The EpiQuik™ DNA Demethylase Activity/Inhibition Assay Ultra Kit is a complete set of essential components which enables an experimenter to measure total DNA demethylase activity/inhibition. The kit can be used with nuclear extracts from a broad range of species such as mammals and plants, in a variety of forms including, but not limited to, cultured cells and fresh tissues. The EpiQuik™ DNA Demethylase Activity/Inhibition Assay Ultra Kit has the following features:

• Colorimetric assay with easy-to-follow steps for convenience and speed. The entire procedure can be completed within 4 hours.
• Safe and innovative colorimetric assay without the need for radioactivity, extraction, or chromatography.
• An ultra-sensitive detection limit, as low as 1 µg of nuclear extract, which is five times more sensitive than the predecessor kit.
• 96 strip-well microplate format allows for either low or high throughput analysis.

Background Information
DNA demethylation is necessary for the epigenentic reprogramming of genes and is also directly involved in many important disease mechanisms such as tumor progression. Demethylation of DNA can either be passive or active, or a combination of both. Passive DNA demethylation usually takes place on newly synthesized DNA strands via DNMT1 during replication rounds. Active DNA demethylation mainly occurs by the removal of 5-methylcytosine through further modified cytosine bases which have been converted by TET enzyme-mediated oxidation. These oxidation products have been shown to be repaired by TDG, a glycosylase which is involved in base excision repair, or directly converted to cytosine by DNMT3A/ DNMT3B in oxidative states. It is proposed that DNA demethylation could also be initiated by deamination of 5-mC through candidate deaminases including AID and APOBEC1, which convert 5-mC to thymine. The resulting thymine could be repaired by BER initiated by a T-G mismatch glycosylase such as MBD4 or TDG. In addition, the 5-mC base can be directly removed in plants by the DME/ROS1 family of 5-mC DNA glycosylases, resulting in an abasic site that is repaired by the BER process.

Principle & Procedure
In an assay with this kit, the unique methylated DNA substrate is stably captured on the strip wells. Active DNA demethylases bind to and demethylate the DNA substrate. The methylated DNA can be recognized with a high affinity 5-methylcytosine antibody and the immuno-signal is enhanced with enhancer solution. The ratio or amount of methylated DNA, which is inversely proportional to enzyme activity, can then be colorimetrically quantified through an ELISA-like reaction. 
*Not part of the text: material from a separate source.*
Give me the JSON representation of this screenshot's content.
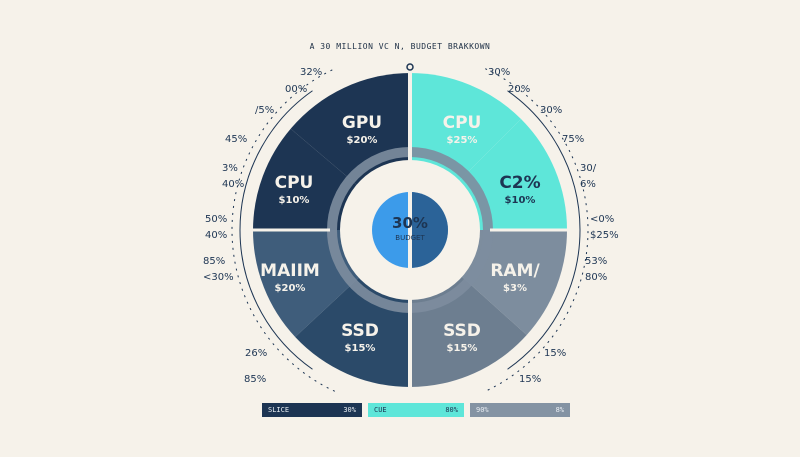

Starting Materials & Input Amount
The amount of nuclear extracts for each assay can be from 2 µg to 20 µg with an optimal range of 5 to 10 µg.  We recommend using Epigentek's nuclear extraction kit for optimal results.

Fig. 1. Schematic procedure of the EpiQuik™ DNA Demethylase Activity/Inhibition Assay Ultra Kit.

Fig. 2. Assay control standard was added into the assay wells at different concentrations and then measured with the DNA Demethylase Activity/Inhibition Assay Ultra Kit.